Citizen Election Monitors Played A Key Role in Tunisia’s Presidential Elections

Representatives of six Tunisian election observation groups held a joint press conference on October 17 to deliver their assessments of the 2019 elections. From the start of voter registration in April to the conclusion of electoral appeals in November, the groups organized a coordinated effort of each phase of the electoral process.

As Tunisian citizens went to the polls to elect a new president last month, citizen observers were present in large numbers, including non-partisan observers, pollwatchers representing candidates, and international monitors like the delegation led by NDI and International Republican Institute. Since only two candidates were competing in the presidential run-off election, the total number of candidate agents declined significantly compared to the prior elections simply because there were fewer candidates contesting for positions. Misinformation began to spread that the elections were going unwatched, but non-partisan observers were out in numbers equivalent to the September 15 first-round presidential and October 6 legislative elections. 

For citizens who had not anticipated this decline in the total number of partisan pollwatchers, this change seemed to have had the effect of reducing voters’ willingness to participate in the process. Reports emerged of citizens refusing to vote unless an observer was present in their polling station. These rumors had the potential to threaten citizens’ confidence in the integrity of the electoral process, and potentially lead to reduced voter turnout. Tunisian civil society groups noticed the problem emerging on social networks and, on the morning of the election, decided to act.

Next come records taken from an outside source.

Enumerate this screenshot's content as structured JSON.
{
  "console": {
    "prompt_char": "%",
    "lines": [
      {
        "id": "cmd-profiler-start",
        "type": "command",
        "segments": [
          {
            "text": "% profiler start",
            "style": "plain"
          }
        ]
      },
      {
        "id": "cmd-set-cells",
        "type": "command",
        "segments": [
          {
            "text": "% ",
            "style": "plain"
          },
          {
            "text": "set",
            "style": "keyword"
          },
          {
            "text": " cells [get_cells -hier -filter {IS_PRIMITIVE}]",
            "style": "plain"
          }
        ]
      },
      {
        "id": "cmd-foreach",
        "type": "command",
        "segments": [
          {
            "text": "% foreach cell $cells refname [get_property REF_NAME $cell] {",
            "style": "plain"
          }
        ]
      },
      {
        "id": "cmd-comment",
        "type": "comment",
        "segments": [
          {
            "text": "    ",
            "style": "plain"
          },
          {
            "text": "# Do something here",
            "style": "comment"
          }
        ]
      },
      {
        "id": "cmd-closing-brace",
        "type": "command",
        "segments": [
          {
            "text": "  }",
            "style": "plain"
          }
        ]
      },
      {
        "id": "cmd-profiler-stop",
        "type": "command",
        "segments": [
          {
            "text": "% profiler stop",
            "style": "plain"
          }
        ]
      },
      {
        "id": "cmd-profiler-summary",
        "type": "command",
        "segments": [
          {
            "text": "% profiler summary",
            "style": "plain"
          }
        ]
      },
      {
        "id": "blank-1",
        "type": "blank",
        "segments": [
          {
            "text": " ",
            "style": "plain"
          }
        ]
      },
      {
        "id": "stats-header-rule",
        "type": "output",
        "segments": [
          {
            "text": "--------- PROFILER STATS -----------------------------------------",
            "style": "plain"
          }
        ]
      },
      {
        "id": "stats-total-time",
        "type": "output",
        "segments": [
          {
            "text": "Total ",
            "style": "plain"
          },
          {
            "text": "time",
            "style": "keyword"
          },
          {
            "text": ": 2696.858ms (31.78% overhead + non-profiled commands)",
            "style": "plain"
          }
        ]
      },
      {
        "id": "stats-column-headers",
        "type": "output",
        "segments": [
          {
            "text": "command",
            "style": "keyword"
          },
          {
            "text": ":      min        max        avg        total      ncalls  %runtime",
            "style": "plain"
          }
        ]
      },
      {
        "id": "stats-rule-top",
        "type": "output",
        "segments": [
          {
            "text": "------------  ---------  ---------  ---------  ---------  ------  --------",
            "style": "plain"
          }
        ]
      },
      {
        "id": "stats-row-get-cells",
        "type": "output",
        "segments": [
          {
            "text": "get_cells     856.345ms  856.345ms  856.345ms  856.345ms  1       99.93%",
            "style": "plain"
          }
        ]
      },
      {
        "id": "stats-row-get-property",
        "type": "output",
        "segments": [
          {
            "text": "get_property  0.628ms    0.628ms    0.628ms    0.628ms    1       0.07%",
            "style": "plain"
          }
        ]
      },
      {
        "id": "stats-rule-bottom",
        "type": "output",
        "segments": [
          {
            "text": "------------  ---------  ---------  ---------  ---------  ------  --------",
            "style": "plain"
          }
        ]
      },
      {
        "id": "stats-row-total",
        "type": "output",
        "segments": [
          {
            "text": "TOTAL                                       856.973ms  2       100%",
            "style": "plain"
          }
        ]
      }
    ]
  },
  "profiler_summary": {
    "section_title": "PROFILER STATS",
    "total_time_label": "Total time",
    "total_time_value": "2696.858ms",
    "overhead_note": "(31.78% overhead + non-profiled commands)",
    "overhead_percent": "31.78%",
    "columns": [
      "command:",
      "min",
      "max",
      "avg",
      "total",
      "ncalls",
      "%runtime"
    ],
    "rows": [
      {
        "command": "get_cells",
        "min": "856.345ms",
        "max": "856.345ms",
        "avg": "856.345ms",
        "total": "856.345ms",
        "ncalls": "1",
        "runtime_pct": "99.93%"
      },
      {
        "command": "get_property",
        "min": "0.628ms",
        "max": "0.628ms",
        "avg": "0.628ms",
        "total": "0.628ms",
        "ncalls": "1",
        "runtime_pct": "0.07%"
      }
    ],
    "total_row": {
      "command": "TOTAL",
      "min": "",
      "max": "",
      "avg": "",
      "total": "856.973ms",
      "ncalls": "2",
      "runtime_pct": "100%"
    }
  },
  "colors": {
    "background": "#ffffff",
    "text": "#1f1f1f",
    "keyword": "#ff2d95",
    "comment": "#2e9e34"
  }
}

NDI supported six citizen observer groups in Tunisia that have worked together since 2017 to achieve more extensive and coordinated coverage of the electoral process. At 9:00 AM on election day, one of these groups proposed a Facebook statement, which would affirm their presence in Tunisia’s polling stations. Shortly thereafter, all six organizations’ Facebook pages featured a statement confirming their collective election-day deployment of 6,005 citizen observers across all electoral districts.

An election-day announcement

An election-day announcement reads: “Contrary to rumors circulating about a decrease in the number of observers and attempts to prevent the observation process, six organizations – JSF, Mourakiboun, TUMED, Chahed, Ofiya and IWatch – confirm the deployment of 6,005 mobile and fixed observers to monitor the entire electoral process from opening to counting throughout the whole country of Tunisia.”

After continued reports of diminished coverage of observers, another NDI partner and member of the collaborative group proposed that the organizations convene a press conference, directly after her organization’s pre-scheduled press conference, to achieve maximum media coverage. 

In their 2:00 PM press conference, the citizen monitoring groups confirmed their total deployment of over 6,000 observers on election day – the same number as in prior elections. The groups described how they use complementary methodologies that serve to cover the process more broadly. For example, one organization conducted a statistics-based observation using fixed observers in polling stations, while another deployed mobile observers who focus on polling centers’ surroundings, while yet another focused on more vulnerable, rural areas and the participation of women.

The press conference earned 7,300 views on Facebook, and media outlets began to pick up the story. The election commission, or ISIE, reposted the groups’ Facebook statement on their official page and referred to it in a press conference. As the afternoon progressed, the misinformation began to diminish, and the turnout forecast looked increasingly positive. Ultimately, the run-off election featured a higher voter turnout than the prior two contests, reaching 57 percent of registered voters according to estimates

Each election presents its unique challenges, and some are more predictable than others. The collaboration that these six observer groups have developed since they began to work together has resulted in a platform for rapid and coordinated communications. Citizens’ strong desire to see observers in their polling stations confirms the expectation, set in Tunisia since the 2011 revolution, that elections must be conducted fairly and closely watched by citizen observers.